Done deal: Conan to leave with $32 million

by Paul William Tenny

Conan O'BrienI saw this on the AP wire this morning but decided to wait a little while to post something, mostly because I don't care about this anymore. But if you do care, well, the deal is done. NBC is going to pay Conan O'Brien $44 million ($12m of that for his staff) to walk across the street and start making money for another network, just like they did with Letterman (only they didn't pay him to do it, they merely let it happen on its own).

That's really all there is to the story anymore. Jeff Zucker's goons from around NBC-U have been smearing O'Brien for the failure of The Tonight Show without taking any responsibility for basically forcing that to happen in the first place, without noting that Leno was flailing in his first 17 months until a producer was brought in to revamp the show (O'Brien was given less than half that amount of time), and without admitting the obvious problem that NBC now faces: The Tonight Show isn't the gold.

I realized this while watching The Today Show yesterday morning (I had a lot of time to think about it, with no fewer than 5 segments dedicated to Al Roker standing on a muddly hill talking about mudslides or something, or with the long segment on Tiger Woods' penis and what he's doing with it today -- how exciting!).

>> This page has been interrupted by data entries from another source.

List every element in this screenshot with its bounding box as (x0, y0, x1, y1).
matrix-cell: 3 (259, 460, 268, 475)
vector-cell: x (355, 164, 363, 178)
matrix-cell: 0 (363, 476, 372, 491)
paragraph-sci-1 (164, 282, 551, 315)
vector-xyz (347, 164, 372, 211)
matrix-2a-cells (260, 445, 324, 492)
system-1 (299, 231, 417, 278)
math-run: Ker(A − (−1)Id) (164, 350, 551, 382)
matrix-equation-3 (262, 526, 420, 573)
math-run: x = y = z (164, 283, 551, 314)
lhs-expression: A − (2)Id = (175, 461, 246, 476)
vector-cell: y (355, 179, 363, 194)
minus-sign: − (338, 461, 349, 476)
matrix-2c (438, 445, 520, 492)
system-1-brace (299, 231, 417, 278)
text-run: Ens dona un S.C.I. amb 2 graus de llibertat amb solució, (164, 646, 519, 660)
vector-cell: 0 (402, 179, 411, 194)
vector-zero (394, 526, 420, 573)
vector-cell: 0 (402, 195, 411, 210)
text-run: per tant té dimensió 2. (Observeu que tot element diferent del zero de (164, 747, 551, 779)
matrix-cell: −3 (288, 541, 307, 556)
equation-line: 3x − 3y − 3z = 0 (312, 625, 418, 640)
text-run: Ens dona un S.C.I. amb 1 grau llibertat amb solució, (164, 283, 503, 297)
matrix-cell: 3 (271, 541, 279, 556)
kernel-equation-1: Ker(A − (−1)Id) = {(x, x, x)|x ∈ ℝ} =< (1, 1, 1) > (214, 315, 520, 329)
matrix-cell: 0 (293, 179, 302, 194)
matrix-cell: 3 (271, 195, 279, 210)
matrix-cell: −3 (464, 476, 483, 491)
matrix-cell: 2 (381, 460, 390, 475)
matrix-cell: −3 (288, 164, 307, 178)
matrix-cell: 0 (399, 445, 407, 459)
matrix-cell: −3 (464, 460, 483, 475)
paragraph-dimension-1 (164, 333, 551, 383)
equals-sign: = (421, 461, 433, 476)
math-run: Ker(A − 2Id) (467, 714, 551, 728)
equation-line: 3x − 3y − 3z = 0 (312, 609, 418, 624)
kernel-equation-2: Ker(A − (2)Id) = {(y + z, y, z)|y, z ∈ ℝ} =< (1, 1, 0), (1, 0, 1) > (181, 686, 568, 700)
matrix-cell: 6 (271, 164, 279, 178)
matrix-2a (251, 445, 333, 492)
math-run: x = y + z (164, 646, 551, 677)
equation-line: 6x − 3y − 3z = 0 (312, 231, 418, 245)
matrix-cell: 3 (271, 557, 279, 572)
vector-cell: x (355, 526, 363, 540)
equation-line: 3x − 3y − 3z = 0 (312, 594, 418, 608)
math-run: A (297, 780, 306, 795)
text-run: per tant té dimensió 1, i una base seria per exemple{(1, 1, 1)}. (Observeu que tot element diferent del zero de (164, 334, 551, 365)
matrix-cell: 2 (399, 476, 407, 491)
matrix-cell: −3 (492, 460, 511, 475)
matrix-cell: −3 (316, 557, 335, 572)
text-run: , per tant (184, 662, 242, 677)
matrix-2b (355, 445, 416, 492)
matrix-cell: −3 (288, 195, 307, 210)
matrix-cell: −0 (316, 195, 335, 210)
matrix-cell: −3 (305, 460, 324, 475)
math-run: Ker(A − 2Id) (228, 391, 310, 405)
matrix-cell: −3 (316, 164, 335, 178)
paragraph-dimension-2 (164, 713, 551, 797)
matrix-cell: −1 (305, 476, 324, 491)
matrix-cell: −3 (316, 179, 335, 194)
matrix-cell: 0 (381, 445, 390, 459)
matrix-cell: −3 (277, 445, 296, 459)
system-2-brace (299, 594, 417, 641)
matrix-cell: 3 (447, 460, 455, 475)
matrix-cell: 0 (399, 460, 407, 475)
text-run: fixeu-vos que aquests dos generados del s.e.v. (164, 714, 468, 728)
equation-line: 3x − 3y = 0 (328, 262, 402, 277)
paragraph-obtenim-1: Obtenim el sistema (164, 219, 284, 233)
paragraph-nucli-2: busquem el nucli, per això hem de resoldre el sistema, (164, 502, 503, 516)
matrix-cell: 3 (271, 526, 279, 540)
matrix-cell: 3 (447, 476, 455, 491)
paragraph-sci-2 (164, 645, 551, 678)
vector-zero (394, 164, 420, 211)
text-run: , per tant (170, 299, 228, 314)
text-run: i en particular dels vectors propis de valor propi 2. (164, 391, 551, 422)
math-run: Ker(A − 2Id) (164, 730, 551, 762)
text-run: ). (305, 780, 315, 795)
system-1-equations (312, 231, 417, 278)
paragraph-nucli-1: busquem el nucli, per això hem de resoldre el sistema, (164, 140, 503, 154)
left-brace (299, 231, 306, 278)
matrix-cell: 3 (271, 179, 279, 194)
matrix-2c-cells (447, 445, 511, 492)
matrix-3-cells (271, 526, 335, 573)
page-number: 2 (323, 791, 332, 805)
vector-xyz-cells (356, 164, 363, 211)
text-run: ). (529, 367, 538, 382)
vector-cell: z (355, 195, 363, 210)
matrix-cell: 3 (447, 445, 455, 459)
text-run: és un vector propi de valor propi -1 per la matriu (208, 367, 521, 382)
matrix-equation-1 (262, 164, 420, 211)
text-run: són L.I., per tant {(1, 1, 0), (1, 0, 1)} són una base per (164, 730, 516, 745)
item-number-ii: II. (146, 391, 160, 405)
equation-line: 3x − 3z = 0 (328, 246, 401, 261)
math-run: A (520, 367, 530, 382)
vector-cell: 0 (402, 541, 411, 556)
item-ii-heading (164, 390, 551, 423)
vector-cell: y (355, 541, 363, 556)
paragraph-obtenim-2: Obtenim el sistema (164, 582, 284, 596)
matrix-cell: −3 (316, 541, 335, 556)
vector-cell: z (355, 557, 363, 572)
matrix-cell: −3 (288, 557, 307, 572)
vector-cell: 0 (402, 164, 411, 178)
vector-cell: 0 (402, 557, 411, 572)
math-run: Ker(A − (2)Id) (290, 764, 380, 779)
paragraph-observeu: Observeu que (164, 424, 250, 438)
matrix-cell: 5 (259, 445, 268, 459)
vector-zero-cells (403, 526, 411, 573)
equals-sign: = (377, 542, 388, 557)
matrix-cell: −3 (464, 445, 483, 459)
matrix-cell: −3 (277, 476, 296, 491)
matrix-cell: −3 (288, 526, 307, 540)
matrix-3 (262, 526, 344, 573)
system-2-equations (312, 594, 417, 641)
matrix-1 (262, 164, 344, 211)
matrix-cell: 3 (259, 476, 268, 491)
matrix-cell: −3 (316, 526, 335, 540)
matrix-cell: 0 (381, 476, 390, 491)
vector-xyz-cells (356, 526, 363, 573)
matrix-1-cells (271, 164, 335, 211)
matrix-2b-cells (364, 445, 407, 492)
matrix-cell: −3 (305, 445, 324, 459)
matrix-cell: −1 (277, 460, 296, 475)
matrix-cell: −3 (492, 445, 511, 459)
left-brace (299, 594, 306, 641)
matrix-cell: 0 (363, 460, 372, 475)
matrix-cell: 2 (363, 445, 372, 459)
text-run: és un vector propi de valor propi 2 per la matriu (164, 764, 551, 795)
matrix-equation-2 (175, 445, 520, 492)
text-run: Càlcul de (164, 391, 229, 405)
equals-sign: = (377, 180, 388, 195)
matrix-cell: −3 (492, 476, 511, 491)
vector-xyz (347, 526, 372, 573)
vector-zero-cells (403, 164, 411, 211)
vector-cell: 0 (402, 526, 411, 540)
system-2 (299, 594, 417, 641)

It didn't hurt the show when Katie Couric left. When Matt Lauer retires, it won't kill the show either. That's because the show is the gold, not its hosts. But it's clear that The Tonight Show has always lived and died with the host. Leno may bring back some viewers, but all that does is kick the problem downfield. Leno isn't going to host the show forever, so in 5-10 years when he retires on his own, NBC will be stuck with a loser (the show) while O'Brien goes somewhere else to rebuild his brand that NBC badly damaged.

This mess isn't even close to being over, either. When Leno comes back there's no guarantee he'll bring the ratings back up. Seven months from now we may (and probably already should) see heads rolling at NBC.